Contributing to Inscriptis

First off, thank you for considering contributing to inscriptis. There are many ways how you can contribute to the project and these guidelines aim at supporting you in doing so.

  1. Reporting bugs and seeking support

  2. Suggesting enhancements

  3. Pull requests (contributing code)

  4. Python style guide

Reporting bugs and seeking support

Bugs and support requests are tracked as GitHub issues.
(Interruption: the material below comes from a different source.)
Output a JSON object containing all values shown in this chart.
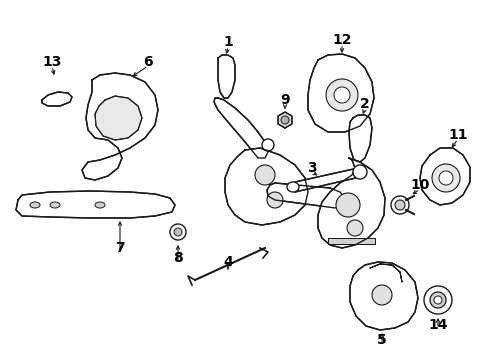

To create an effective and high quality ticket, please include the following information in your ticket:

  1. Use a clear and descriptive title for the issue to identify the problem. This also helps other users to quickly locate bug reports that affect them.

  2. Describe the exact steps necessary for reproducing the problem including at least information on

    • the affected URL

    • the command line parameters or function arguments you used

  3. What would have been the expected behavior?

  4. Describe the observed behavior.

  5. Provide any additional information which might be helpful in reproducing and/or fixing this issue.

Suggesting enhancements

Enhancements are also tracked as GitHub issues and should contain the following information:

  1. A clear and descriptive title helps other people to identify enhancements they like, so that they can also add their thoughts and suggestions.

  2. Provide a step-by-step description of the suggested enhancement.

  3. Describe the current behavior and explain which behavior you expected to see instead and why.

Pull requests

  1. Ensure that your code complies with our Python style guide.

  2. Write a unit test that covers your new code and put it into the ./tests directory.

  3. Execute tox . in the project’s root directory to ensure that your code passes the static code analysis, coding style guidelines and security checks.

  4. In addition, please document any new API functions in the Inscriptis documentation.

Python style guide

Inscriptis code should comply to

Please also ensure that

  1. functions are properly documented with docstrings that comply to the Google Python Style Guide, and

  2. any new code is covered by unit tests.